September 19, 2005


In "A tilt at the Don Quixotes" (The Times (London), Sept. 15, 2005), Roy Hattersley insists how beautiful wind turbines are. Indeed, he says that is reason enough to build them. He compares their giant rotating blades to leaves reflecting the sun and their gravelly noise to the "gentle hum of swarming bees." Seeing them off shore at Tintagel, he imagines that "a dozen Ladies of the Lake were reaching out from the water to catch the discarded Excalibur."

So he does not agree that they desecrate the countryside, that they in fact affirm our natural place in it. Their oily rusty remains and concrete pads will be seen in the future as charming relics of an earlier age. Nature-lover that he claims to be, he thinks the escarpment ("the Edge") overlooking his own Derbyshire house would be vastly improved by a line of the "elegant" erections.

This is the same Roy Hattersley who, as Angela Kelly of Country Guardian has pointed out, wrote about the desecration of the Derbyshire Peak National Park and the Edge on Jubilee Day, 2002. As she quotes:
... somebody somewhere looks out each morning at what should be a miracle of nature and sees only the brutality of commerce.

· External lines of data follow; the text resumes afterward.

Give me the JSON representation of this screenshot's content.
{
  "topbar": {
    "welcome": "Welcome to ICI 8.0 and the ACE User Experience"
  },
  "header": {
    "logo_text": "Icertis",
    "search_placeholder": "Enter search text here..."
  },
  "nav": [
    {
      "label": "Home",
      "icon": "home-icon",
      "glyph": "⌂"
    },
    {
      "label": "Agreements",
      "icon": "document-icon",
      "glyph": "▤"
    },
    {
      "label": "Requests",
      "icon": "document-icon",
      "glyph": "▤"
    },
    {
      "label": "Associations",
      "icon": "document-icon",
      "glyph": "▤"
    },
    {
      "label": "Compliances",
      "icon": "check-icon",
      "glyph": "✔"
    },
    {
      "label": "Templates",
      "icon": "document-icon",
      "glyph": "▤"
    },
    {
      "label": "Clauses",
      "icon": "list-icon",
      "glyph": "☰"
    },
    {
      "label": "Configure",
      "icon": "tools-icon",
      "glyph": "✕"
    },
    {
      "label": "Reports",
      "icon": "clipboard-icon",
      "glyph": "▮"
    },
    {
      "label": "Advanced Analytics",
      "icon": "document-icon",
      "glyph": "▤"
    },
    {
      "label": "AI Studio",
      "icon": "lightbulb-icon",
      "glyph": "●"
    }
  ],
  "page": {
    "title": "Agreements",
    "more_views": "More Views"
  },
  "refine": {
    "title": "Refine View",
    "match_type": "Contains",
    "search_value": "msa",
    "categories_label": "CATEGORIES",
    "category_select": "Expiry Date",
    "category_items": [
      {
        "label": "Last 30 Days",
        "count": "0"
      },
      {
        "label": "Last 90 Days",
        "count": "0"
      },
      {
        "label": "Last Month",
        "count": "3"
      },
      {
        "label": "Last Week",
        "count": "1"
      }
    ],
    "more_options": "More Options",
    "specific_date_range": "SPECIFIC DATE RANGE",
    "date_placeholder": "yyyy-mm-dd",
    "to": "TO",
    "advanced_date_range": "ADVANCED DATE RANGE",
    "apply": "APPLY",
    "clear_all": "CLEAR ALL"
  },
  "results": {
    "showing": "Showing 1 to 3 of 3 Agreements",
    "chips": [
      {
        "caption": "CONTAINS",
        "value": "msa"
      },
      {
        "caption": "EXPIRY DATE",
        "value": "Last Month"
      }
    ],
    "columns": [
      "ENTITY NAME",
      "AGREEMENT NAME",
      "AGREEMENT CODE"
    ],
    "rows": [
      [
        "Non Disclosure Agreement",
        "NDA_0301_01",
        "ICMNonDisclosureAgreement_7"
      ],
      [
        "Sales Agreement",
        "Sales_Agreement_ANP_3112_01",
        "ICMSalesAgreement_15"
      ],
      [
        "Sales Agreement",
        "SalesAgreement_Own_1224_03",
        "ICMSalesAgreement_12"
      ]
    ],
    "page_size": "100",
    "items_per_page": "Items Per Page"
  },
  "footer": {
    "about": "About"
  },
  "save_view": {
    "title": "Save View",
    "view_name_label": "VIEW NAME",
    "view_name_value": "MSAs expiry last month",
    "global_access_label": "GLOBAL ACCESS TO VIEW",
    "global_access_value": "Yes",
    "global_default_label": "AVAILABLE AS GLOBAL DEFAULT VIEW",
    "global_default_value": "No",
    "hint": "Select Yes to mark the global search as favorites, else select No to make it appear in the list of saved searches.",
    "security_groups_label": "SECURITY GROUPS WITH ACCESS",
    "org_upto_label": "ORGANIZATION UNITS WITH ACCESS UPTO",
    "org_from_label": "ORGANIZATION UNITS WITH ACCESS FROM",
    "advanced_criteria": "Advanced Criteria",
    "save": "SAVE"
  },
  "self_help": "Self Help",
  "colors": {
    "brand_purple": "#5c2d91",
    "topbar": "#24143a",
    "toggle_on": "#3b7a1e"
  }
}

Tomorrow, as I walk up toward the sight of desecration, I shall consider who -- in the judgment of the gods -- are the true patriots, the people who endorse whatever it costs to finance the four-day jubilee celebration or the men and women who would rather spend the money on preserving the splendours of the English countryside. God save the Edge.
There is an obvious contradiction here. Hattersley's divine judgement considers only the passing commerce of promoting the monarchy to be a violation of the landscape, not the commerce of industrializing that landscape with giant turbine towers of doubtful value except to the speculators taking swift advantage of the naïveté of people like Roy Hattersley.

The "splendours of the English countryside" mean different things to different people. But it is outrageous to argue that strings of 100-meter-high spinning turbines are "natural," no matter how much one likes them. And because so many people don't like them, or question their utility, the wise course is to err on the side of nature and avoid building them in otherwise unindustrialized landscapes.

What is "romantic" about ruined farmhouses and abandoned quarries is that nature is reclaiming them. It reminds us not that our impositions on the natural world are right but that they are at best temporary vanity and at worst destructive folly. The jagged remains of Hattersley's beloved erections are more likely to be in the latter category.